Mesajı Okuyun
Old 08-01-2013, 11:56   #9
olgu

 
Varsayılan

Hakimin duruşmada yaptığı tavsiyenin aksine Yargıtay kararı ekliyorum. Ancak davanın birlikte açılması halinde CMK hükümlerine göre yargılama yapılması gerekiyormuş.
Alıntı:
T.C.
YARGITAY
16. HUKUK DAİRESİ
E. 2010/2718
K. 2010/4047
T. 1.6.2010
• GERÇEĞE AYKIRI BEYANDA BULUNMAK ( Haciz İhbarnamesine Verilen Cevabın Gerçeğe Aykırı Olması Nedeniyle Üçüncü Kişinin Cezalandırılması ve Tazminat - Ceza Yargılamasıyla Hukuk Yargılamasının Ayrı Usullere Tabi Olduğu Her Bir Talebin Tabi Olduğu Usullerle Görülmesi Gereği )
• HACİZ İHBARNAMESİNE GERÇEĞE AYKIRI BEYANDA BULUNMA NEDENİYLE CEZA VE TAZMİNAT ( Cezanın Kişiselliği Prensibi Gereği Ayrı Bir Yargılama Usulüne Tabi Olduğu - Tazminat İsteminin Genel Hükümlere Göre Çözümlenmesi Gereği )
2004/m. 89/4, 338/1
ÖZET : Haciz ihbarnamesine verilen cevabın gerçeğe aykırı olduğu iddiası sebebiyle üçüncü kişinin cezalandırılması istemi cezanın kişiselliği prensibi de dikkate alınmak suretiyle ayrı bir yargılama usulüne tabi olup, tazminat istemi yönünden davanın genel hükümlere göre çözümlenmesi gerektiği gözetilmeden cezalandırma ve tazminat istemi hakkında karar verilmemesi yasaya aykırıdır.

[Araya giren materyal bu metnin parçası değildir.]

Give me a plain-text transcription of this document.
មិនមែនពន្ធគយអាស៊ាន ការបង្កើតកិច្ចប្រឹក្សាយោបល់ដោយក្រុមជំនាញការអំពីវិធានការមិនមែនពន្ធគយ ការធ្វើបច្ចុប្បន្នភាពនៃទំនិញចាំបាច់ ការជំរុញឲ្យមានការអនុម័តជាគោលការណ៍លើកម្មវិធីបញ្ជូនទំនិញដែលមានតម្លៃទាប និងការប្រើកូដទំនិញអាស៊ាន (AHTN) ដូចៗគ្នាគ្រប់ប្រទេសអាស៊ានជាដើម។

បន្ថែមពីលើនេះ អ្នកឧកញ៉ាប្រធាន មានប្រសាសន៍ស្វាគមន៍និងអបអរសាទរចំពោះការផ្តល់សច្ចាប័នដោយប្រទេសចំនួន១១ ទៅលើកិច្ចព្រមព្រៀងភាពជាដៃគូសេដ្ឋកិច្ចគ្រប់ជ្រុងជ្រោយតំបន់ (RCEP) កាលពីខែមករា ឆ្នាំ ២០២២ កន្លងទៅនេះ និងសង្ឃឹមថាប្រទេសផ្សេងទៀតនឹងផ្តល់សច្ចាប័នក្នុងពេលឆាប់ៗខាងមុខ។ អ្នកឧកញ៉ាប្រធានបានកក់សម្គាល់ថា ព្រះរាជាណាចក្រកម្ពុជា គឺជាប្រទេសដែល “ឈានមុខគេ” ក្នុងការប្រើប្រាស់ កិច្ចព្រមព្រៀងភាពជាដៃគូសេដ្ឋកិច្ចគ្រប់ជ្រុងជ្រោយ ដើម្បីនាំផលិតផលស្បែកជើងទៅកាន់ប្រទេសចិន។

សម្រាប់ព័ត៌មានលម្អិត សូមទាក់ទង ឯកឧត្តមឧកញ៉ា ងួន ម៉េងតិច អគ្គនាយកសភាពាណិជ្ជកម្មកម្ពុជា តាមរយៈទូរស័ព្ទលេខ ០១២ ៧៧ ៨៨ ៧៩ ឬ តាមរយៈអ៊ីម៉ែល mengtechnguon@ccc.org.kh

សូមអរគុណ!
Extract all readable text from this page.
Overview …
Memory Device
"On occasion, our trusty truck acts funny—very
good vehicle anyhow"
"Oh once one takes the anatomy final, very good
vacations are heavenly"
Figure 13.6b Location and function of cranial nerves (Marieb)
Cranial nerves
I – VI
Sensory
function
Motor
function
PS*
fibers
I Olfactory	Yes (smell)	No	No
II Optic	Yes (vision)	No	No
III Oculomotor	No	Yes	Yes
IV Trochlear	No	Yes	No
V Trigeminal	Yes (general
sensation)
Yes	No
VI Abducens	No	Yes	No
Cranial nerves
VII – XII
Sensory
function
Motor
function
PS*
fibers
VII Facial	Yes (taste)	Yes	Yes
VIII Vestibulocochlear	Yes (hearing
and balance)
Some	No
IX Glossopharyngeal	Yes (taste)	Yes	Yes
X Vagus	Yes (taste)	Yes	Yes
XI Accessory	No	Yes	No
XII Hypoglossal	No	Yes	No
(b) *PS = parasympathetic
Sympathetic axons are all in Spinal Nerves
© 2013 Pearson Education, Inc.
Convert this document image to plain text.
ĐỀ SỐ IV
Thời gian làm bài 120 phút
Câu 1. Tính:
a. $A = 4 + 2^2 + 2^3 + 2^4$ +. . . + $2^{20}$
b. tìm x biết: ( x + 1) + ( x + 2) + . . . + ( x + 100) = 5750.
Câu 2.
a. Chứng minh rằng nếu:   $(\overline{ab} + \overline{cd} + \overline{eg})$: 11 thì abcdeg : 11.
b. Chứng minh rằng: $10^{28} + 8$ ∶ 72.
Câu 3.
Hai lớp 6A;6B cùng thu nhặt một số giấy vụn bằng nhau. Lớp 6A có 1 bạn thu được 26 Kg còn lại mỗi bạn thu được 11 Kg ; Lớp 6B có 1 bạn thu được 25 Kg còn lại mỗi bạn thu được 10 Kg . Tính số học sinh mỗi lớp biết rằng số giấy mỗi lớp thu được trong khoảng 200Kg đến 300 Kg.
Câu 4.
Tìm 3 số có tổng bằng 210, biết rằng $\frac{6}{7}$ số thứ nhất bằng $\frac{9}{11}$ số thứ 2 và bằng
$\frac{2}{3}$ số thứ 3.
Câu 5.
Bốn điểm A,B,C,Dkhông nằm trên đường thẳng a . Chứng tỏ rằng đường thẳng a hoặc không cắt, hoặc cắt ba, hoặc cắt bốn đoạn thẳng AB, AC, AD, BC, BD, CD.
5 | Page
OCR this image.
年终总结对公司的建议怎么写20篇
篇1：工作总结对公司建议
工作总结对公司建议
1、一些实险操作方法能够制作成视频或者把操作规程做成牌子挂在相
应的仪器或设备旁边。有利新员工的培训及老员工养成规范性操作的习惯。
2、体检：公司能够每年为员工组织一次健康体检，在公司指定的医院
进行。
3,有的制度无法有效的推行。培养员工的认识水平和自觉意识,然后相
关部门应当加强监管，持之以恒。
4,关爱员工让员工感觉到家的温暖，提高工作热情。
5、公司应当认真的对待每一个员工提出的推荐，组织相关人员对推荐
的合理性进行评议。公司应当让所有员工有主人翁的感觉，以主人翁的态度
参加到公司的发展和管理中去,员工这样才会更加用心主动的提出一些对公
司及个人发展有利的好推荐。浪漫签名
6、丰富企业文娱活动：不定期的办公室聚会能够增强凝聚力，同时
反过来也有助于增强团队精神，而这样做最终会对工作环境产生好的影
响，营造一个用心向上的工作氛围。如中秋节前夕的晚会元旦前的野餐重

DAVA : Gerçeğe aykırı beyanda bulunmak suçundan cezalandırılmaları ve İ.İ.K.nun 89/4. maddesi uyarınca tazminata mahkum edilmeleri istemiyle sanıklar K. K., C. C., O. Y., M. K., Y. A., İ. Ö., M. K. ve Ç. U. haklarında açılan davanın yargılaması sonunda; sanıklardan C. C. ve O. Y. hakkında açılan davanın reddine, diğer sanıklar hakkında açılan davanın açılmamış sayılmasına karar verilmiş, hüküm yasal süresi içerisinde şikayetçi vekili tarafından temyiz edildiğinden, Yargıtay C. Başsavcılığının bozma istemli tebliğnamesiyle dosya Daireye gönderilmiş olmakla, inceleme raporu ve dosyadaki belgeler okunarak, GEREĞİ GÖRÜŞÜLDÜ:

KARAR : 1-) Müşteki vekili 11.12.2007 havale tarihli dilekçesiyle gerçeğe aykırı beyanda bulunan sanıkların İ.İ.K.nun 338/1. maddesiyle cezalandırılmalarını ve ayrıca İ.İ.K.nun 89/4. maddesi uyarınca tazminata mahkum edilmelerini talep ettiği ve İ.İ.K.nun 89/4. maddesinin "Üçüncü şahıs, haciz ihbarnamesine müddeti içinde itiraz ederse, alacaklı, üçüncü şahsın verdiği cevabın aksini tetkik merciinde ispat ederek üçüncü şahsın 338/1. maddesi hükmüne göre cezalandırılmasını ve ayrıca tazminata mahkum edilmesini isteyebilir. Tetkik mercii, tazminat hakkındaki davayı genel hükümlere göre halleder." biçiminde düzenlendiği dikkate alındığında, haciz ihbarnamesine verilen cevabın gerçeğe aykırı olduğu iddiası sebebiyle üçüncü kişinin cezalandırılması istemi cezanın kişiselliği prensibi de dikkate alınmak suretiyle ayrı bir yargılama usulüne tabi olup, tazminat istemi yönünden davanın genel hükümlere göre çözümlenmesi gerektiği gözetilmeden cezalandırma ve tazminat istemi hakkında karar verilmemesi,

2-) İ.İ.K.nun 89/4 ve 338. maddeleri uyarınca hem tazminat hem de cezalandırılma istemiyle açılan davalara ceza mahkemesi sıfatıyla bakılmasının mümkün olduğu gözardı edilerek hukuk mahkemesi sıfatıyla yargılamaya devamla yazılı şekilde karar verilmesi.
SONUÇ : İsabetsiz olduğundan temyiz itirazları bu itibarla yerinde görülmekle hükümün istem gibi BOZULMASINA, 1.6.2010 gününde oybirliğiyle karar verildi.